I speak to the power of lineage when it comes to fatherhood. My family immigrated to Canada in the early 1990s and, like many newcomer Canadians, my parents had to restart their careers from scratch. My pharmacist mother studied to redo her pharmacology degree, while my computer-programmer dad was the primary earner. In another family, this might have led to my dad working long hours and my mom sacrificing her career to support him. Instead, my dad shifted working hours and was the primary parent, driving me to basketball practices and cheering at my games after school.

I had early exposure to another way of being a man. My dad gave me far more than he ever took for himself – something we need to remember as we father the next generation of men, literally or figuratively. Caregiving is the input that changes the outcome.

In 2023, Mr. Hawley sees a world where “men are apparently incapable of coping with life on their own.” He sees that as a crisis. I see it as an admission – and an opportunity. We have a generation of young men questioning patriarchy and broadening the definition of masculinity.
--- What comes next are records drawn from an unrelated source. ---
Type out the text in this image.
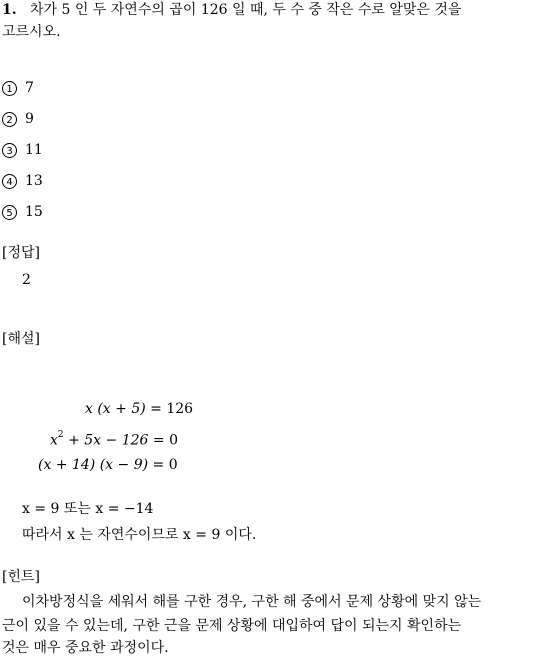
1. 차가 5 인 두 자연수의 곱이 126 일 때, 두 수 중 작은 수로 알맞은 것을
고르시오.
1 7
2 9
3 11
4 13
5 15
[정답]
2
[해설]
x (x + 5) = 126
$x^2 + 5x - 126 = 0$
(x + 14) (x − 9) = 0
x = 9 또는 x = −14
따라서 x 는 자연수이므로 x = 9 이다.
[힌트]
이차방정식을 세워서 해를 구한 경우, 구한 해 중에서 문제 상황에 맞지 않는
근이 있을 수 있는데, 구한 근을 문제 상황에 대입하여 답이 되는지 확인하는
것은 매우 중요한 과정이다.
So many men’s advocates and thought leaders don’t consider women, trans and non-binary people in their musings – the very people who are often men’s lovers, friends, colleagues, neighbours and family members. How are they doing? What are their outcomes?

We need more men to ask, “What are we willing to give?” Can we give more space for people to be themselves? Can we give more credit to others? Can we give more grace for mistakes and failure? Can we give more effort to our growth outside of wealth and status? Can we give more love than we hope to get?

These virtues and vision can change the status quo and help not just men, but all of us.